Dari dalam negeri, pelaku pasar mencermati kesinambungan kebijakan ekonomi pemerintah yang pro-pasar, stabilitas makroekonomi, serta realisasi kinerja awal tahun emiten berkapitalisasi besar. “Kombinasi sentimen global dan domestik ini membuat pergerakan IHSG cenderung fluktuatif, namun masih berada dalam fase konsolidasi yang sehat selama support utama mampu dipertahankan,” ujar Hendra.

Dalam konteks jangka menengah hingga panjang, ia menilai proyeksi IHSG menembus level 10.000 pada akhir 2026 memang terkesan ambisius, tetapi masih berada dalam koridor realistis jika ditopang fondasi pasar modal Indonesia yang kuat.

“Awal 2026 dibuka dengan sentimen positif, tercermin dari penguatan IHSG lebih dari 1 persen pada hari perdagangan pertama dengan nilai transaksi yang besar. Ini menandakan kepercayaan pasar terhadap prospek ekonomi nasional masih cukup solid,” ujarnya.
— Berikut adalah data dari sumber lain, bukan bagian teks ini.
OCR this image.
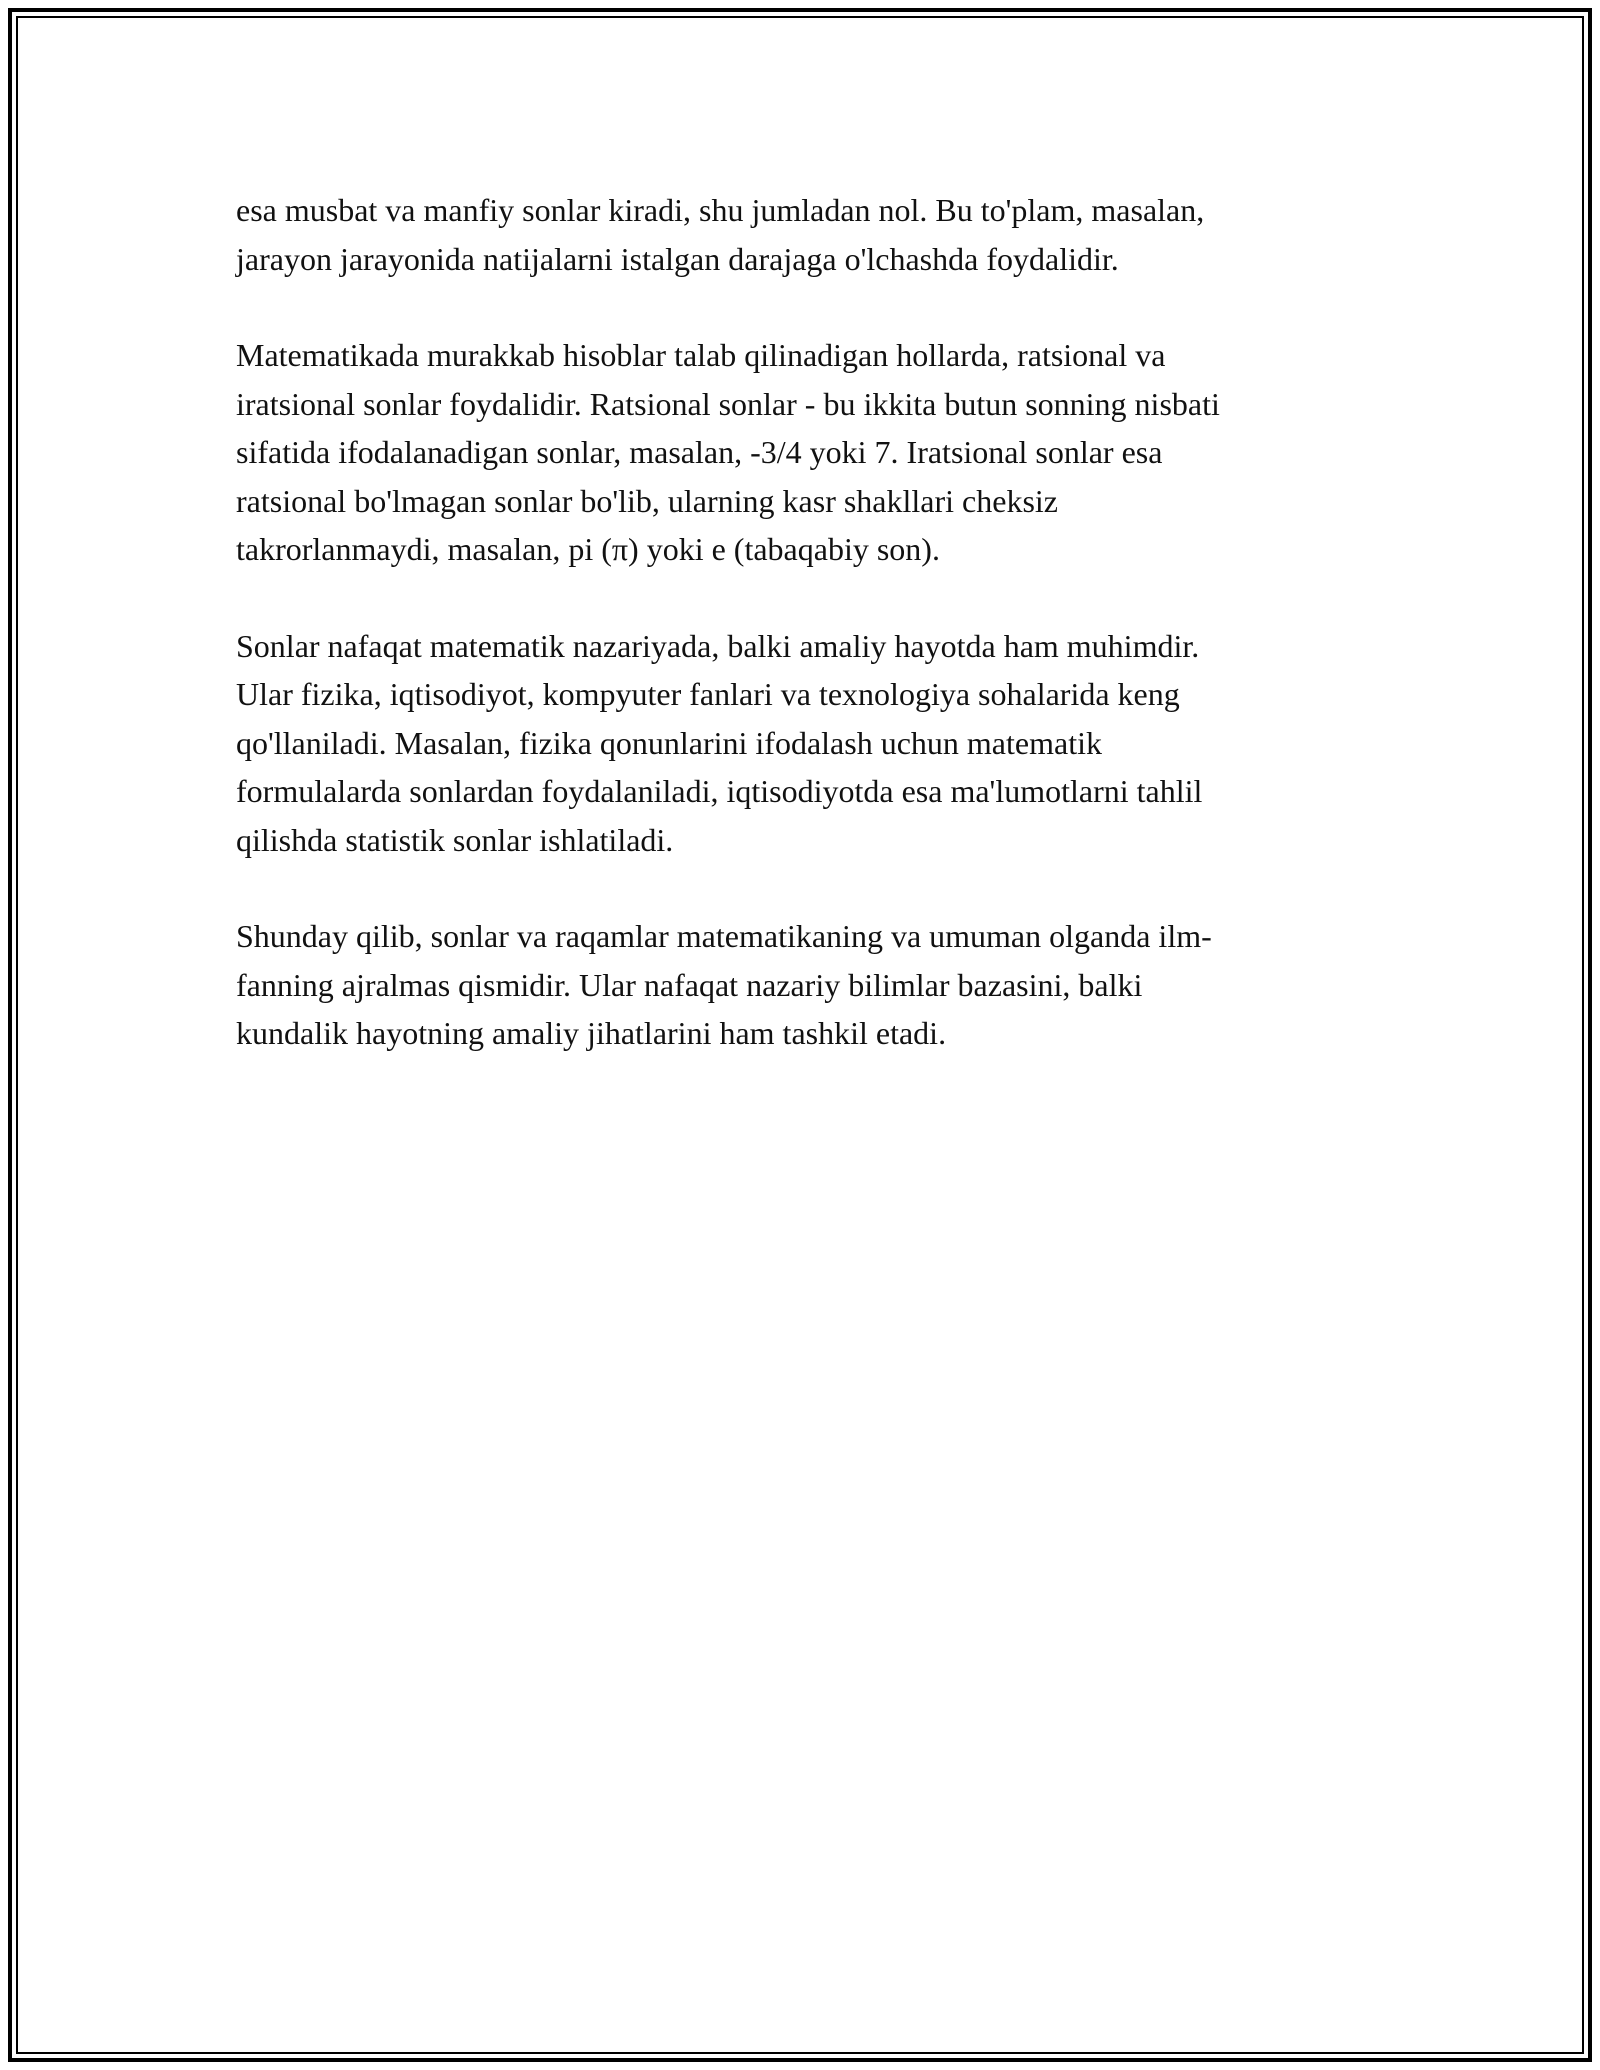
esa musbat va manfiy sonlar kiradi, shu jumladan nol. Bu to'plam, masalan,
jarayon jarayonida natijalarni istalgan darajaga o'lchashda foydalidir.

Matematikada murakkab hisoblar talab qilinadigan hollarda, ratsional va
iratsional sonlar foydalidir. Ratsional sonlar - bu ikkita butun sonning nisbati
sifatida ifodalanadigan sonlar, masalan, -3/4 yoki 7. Iratsional sonlar esa
ratsional bo'lmagan sonlar bo'lib, ularning kasr shakllari cheksiz
takrorlanmaydi, masalan, pi (π) yoki e (tabaqabiy son).

Sonlar nafaqat matematik nazariyada, balki amaliy hayotda ham muhimdir.
Ular fizika, iqtisodiyot, kompyuter fanlari va texnologiya sohalarida keng
qo'llaniladi. Masalan, fizika qonunlarini ifodalash uchun matematik
formulalarda sonlardan foydalaniladi, iqtisodiyotda esa ma'lumotlarni tahlil
qilishda statistik sonlar ishlatiladi.

Shunday qilib, sonlar va raqamlar matematikaning va umuman olganda ilm-
fanning ajralmas qismidir. Ular nafaqat nazariy bilimlar bazasini, balki
kundalik hayotning amaliy jihatlarini ham tashkil etadi.
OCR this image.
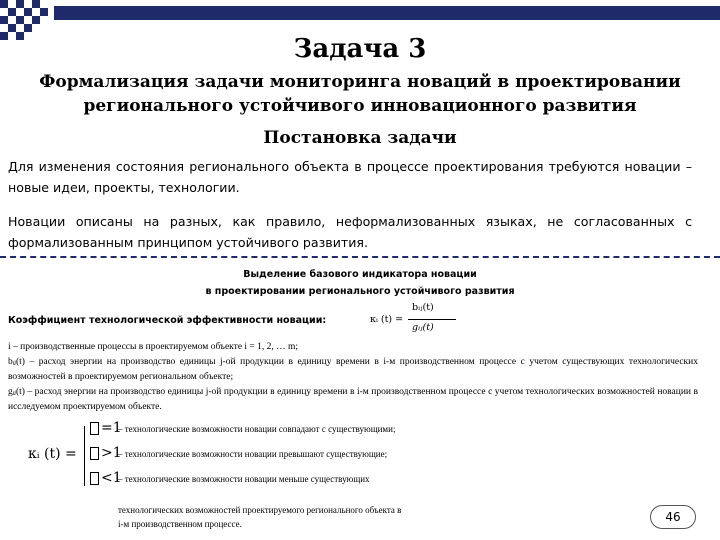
Задача 3
Формализация задачи мониторинга новаций в проектировании
регионального устойчивого инновационного развития
Постановка задачи
Для изменения состояния регионального объекта в процессе проектирования требуются новации – новые идеи, проекты, технологии.
Новации описаны на разных, как правило, неформализованных языках, не согласованных с формализованным принципом устойчивого развития.
Выделение базового индикатора новации
в проектировании регионального устойчивого развития
Коэффициент технологической эффективности новации:	κᵢ (t) =
bᵢⱼ(t)
gᵢⱼ(t)

i – производственные процессы в проектируемом объекте i = 1, 2, … m;

bᵢⱼ(t) – расход энергии на производство единицы j-ой продукции в единицу времени в i-м производственном процессе с учетом существующих технологических возможностей в проектируемом региональном объекте;

gᵢⱼ(t) – расход энергии на производство единицы j-ой продукции в единицу времени в i-м производственном процессе с учетом технологических возможностей новации в исследуемом проектируемом объекте.

κᵢ (t) =
=1
>1
<1
– технологические возможности новации совпадают с существующими;
– технологические возможности новации превышают существующие;
– технологические возможности новации меньше существующих
технологических возможностей проектируемого регионального объекта в
i-м производственном процессе.	46
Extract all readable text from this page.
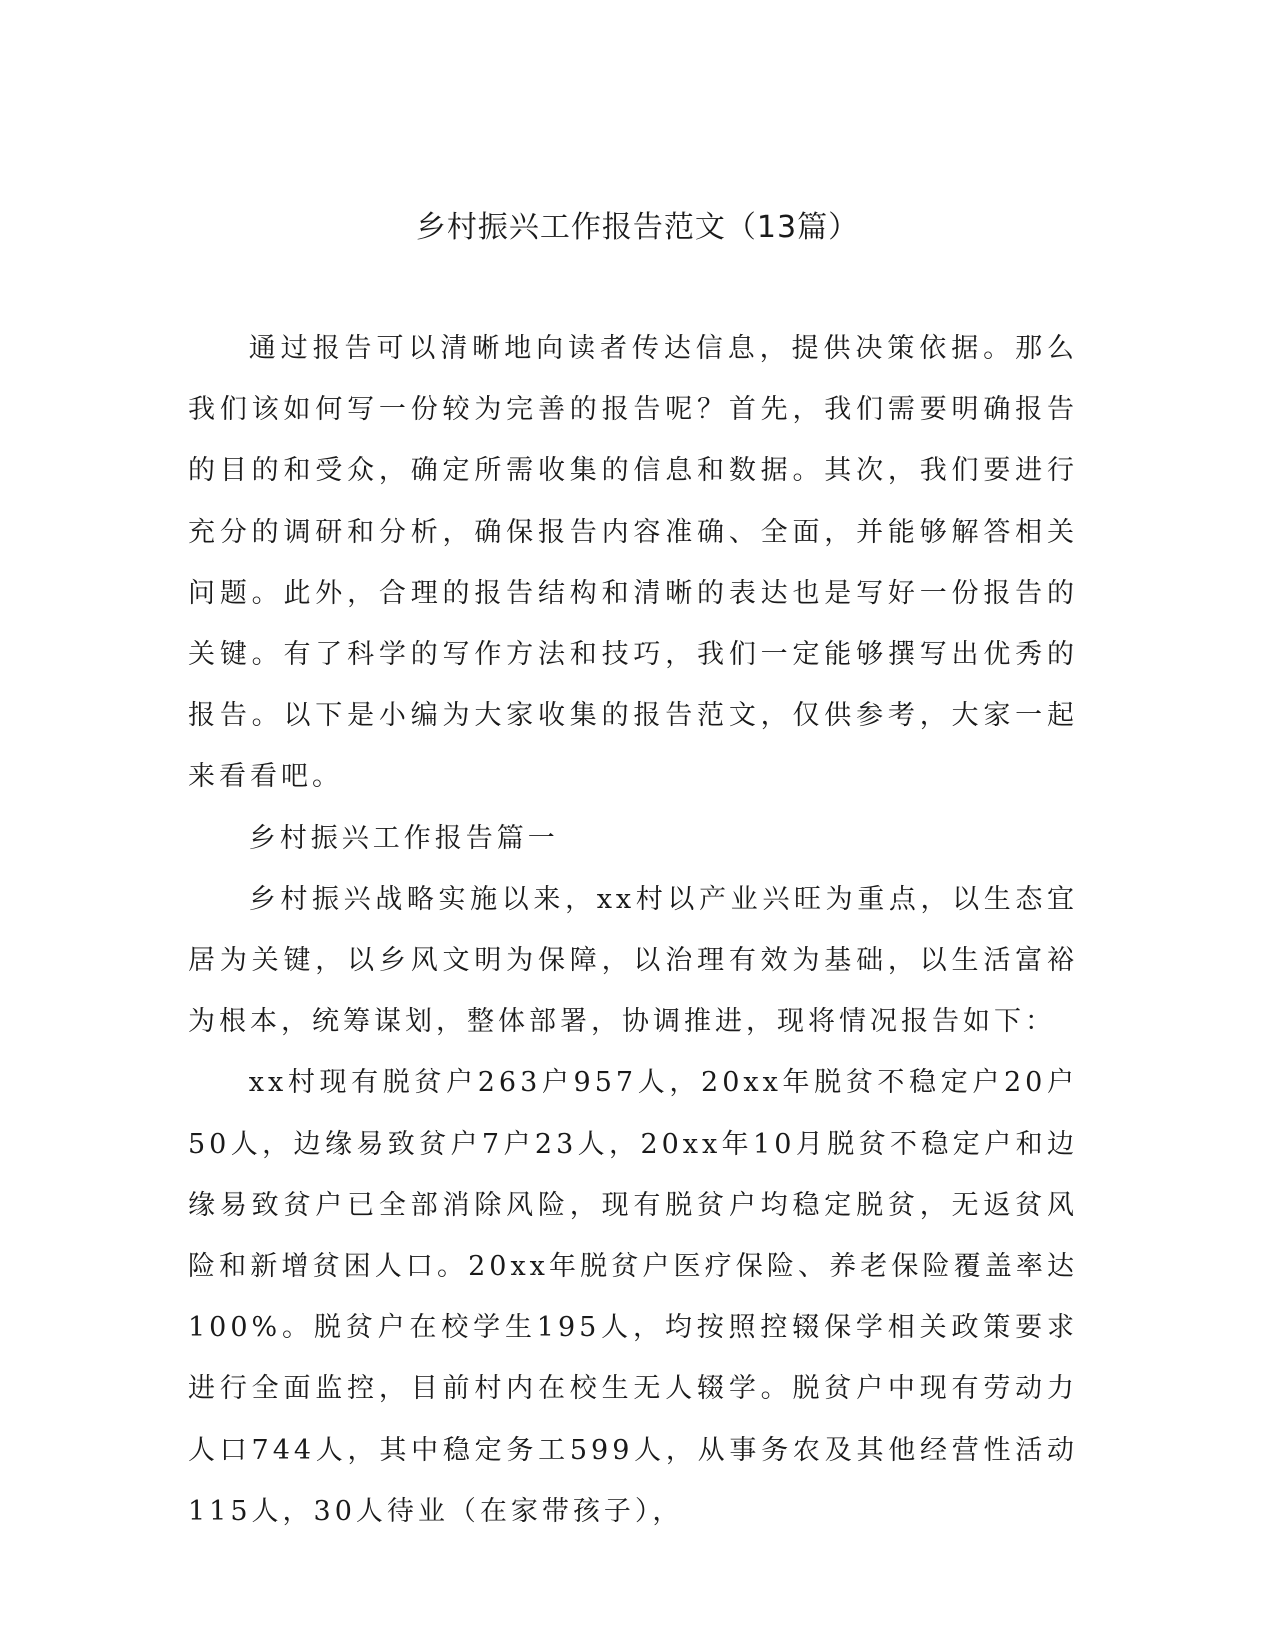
乡村振兴工作报告范文（13篇）

通过报告可以清晰地向读者传达信息，提供决策依据。那么我们该如何写一份较为完善的报告呢？首先，我们需要明确报告的目的和受众，确定所需收集的信息和数据。其次，我们要进行充分的调研和分析，确保报告内容准确、全面，并能够解答相关问题。此外，合理的报告结构和清晰的表达也是写好一份报告的关键。有了科学的写作方法和技巧，我们一定能够撰写出优秀的报告。以下是小编为大家收集的报告范文，仅供参考，大家一起来看看吧。

乡村振兴工作报告篇一

乡村振兴战略实施以来，xx村以产业兴旺为重点，以生态宜居为关键，以乡风文明为保障，以治理有效为基础，以生活富裕为根本，统筹谋划，整体部署，协调推进，现将情况报告如下：

xx村现有脱贫户263户957人，20xx年脱贫不稳定户20户50人，边缘易致贫户7户23人，20xx年10月脱贫不稳定户和边缘易致贫户已全部消除风险，现有脱贫户均稳定脱贫，无返贫风险和新增贫困人口。20xx年脱贫户医疗保险、养老保险覆盖率达100%。脱贫户在校学生195人，均按照控辍保学相关政策要求进行全面监控，目前村内在校生无人辍学。脱贫户中现有劳动力人口744人，其中稳定务工599人，从事务农及其他经营性活动115人，30人待业（在家带孩子），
Namun, untuk mencapai level psikologis 10.000, penguatan IHSG tetap membutuhkan dukungan fundamental yang berkelanjutan. Pertumbuhan laba emiten, khususnya saham berkapitalisasi besar, dinilai menjadi motor utama penguatan indeks.

Selain itu, peluang kembalinya arus dana asing seiring meningkatnya ekspektasi penurunan suku bunga global, stabilitas inflasi, nilai tukar rupiah yang terkendali, serta keberlanjutan penawaran umum perdana (IPO) berkualitas akan memperkuat struktur pasar modal dalam jangka panjang.

“Di tengah volatilitas jangka pendek akibat sentimen geopolitik, strategi yang lebih relevan adalah selektif dan memanfaatkan koreksi sebagai peluang trading maupun akumulasi terbatas,” ujar Hendra.

Secara keseluruhan, meskipun ketegangan global akibat konflik AS dan Venezuela berpotensi menekan IHSG dalam jangka pendek, struktur pasar domestik yang semakin matang serta prospek pertumbuhan laba emiten membuat prospek IHSG tetap konstruktif.

“Selama area support 8.642–8.672 mampu bertahan, peluang IHSG untuk kembali menguji level tertinggi sepanjang masa di 8.777 tetap terbuka,” katanya.

Data penutupan perdagangan Bursa Efek Indonesia (BEI) pada Jumat (2/1/2026) menunjukkan IHSG ditutup menguat 101,19 poin atau 1,17 persen ke posisi 8.748,13. Frekuensi perdagangan tercatat 3.127.022 transaksi dengan volume 51,14 miliar lembar saham senilai Rp 22,26 triliun. Sebanyak 479 saham menguat, 200 saham melemah, dan 131 saham stagnan.